I am looking for more nice graphics illustrating orbifolds, preferably Euclidean orbifolds.

Besides the hand-drawn graphics currently in the page, most of what I keep seeing people have is either simplistic examples of cones (deficit angles) or some variant of a computer rendering of the Kummer orbifold.
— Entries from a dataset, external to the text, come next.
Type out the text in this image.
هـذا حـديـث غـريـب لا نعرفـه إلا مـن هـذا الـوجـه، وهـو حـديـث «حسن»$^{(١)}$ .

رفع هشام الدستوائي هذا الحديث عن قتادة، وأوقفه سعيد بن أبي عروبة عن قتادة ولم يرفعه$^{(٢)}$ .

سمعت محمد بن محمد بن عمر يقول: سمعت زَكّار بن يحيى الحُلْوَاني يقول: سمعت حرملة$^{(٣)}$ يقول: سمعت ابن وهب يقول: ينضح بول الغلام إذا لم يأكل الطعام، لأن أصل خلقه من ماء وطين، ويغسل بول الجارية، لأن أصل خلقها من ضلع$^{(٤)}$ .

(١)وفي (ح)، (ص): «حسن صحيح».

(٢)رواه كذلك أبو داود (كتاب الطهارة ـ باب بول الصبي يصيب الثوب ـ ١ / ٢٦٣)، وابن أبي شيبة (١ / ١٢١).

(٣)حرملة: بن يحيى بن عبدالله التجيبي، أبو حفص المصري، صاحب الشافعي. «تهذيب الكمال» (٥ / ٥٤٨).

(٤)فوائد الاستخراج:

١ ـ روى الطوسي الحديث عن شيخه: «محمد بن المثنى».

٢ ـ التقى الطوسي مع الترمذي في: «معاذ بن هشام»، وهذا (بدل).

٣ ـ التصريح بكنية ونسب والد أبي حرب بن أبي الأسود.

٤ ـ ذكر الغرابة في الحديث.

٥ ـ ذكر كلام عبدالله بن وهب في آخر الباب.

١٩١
Is there more/better graphics available? If anyone further pointers, please drop me a note.

• CommentRowNumber22.
• CommentAuthorDavidRoberts
• CommentTimeJan 13th 2019

Something from Thurston or his school? I haven’t looked, but I know he was into visualisation in a big way.

• CommentRowNumber23.
• CommentAuthorUrs
• CommentTimeJan 13th 2019

Right, in Thurston’s text (pdf) there is plenty of nice graphics. Somehow I am looking for something else, though, more like the Kummer orbifold graphics, say on p. 4 here.

• CommentRowNumber24.
• CommentAuthorAlizter
• CommentTimeJan 13th 2019

@Urs you might have better luck in algebraic geometry literature. Especially things on toric varieties. I remember seeing lots of graphics like that.

• CommentRowNumber25.
• CommentAuthorUrs
• CommentTimeJan 13th 2019
• (edited Jan 13th 2019)

I have added graphics of the Kummer orbifold from Snowden11 here.

But to be frank, I am a little unsure how to read the graphics. What’s those boundary-like-looking circles? Is a point on the circle a stand-in for an $S^2$?

(Maybe I should in fact remove the graphics until that’s clarified.)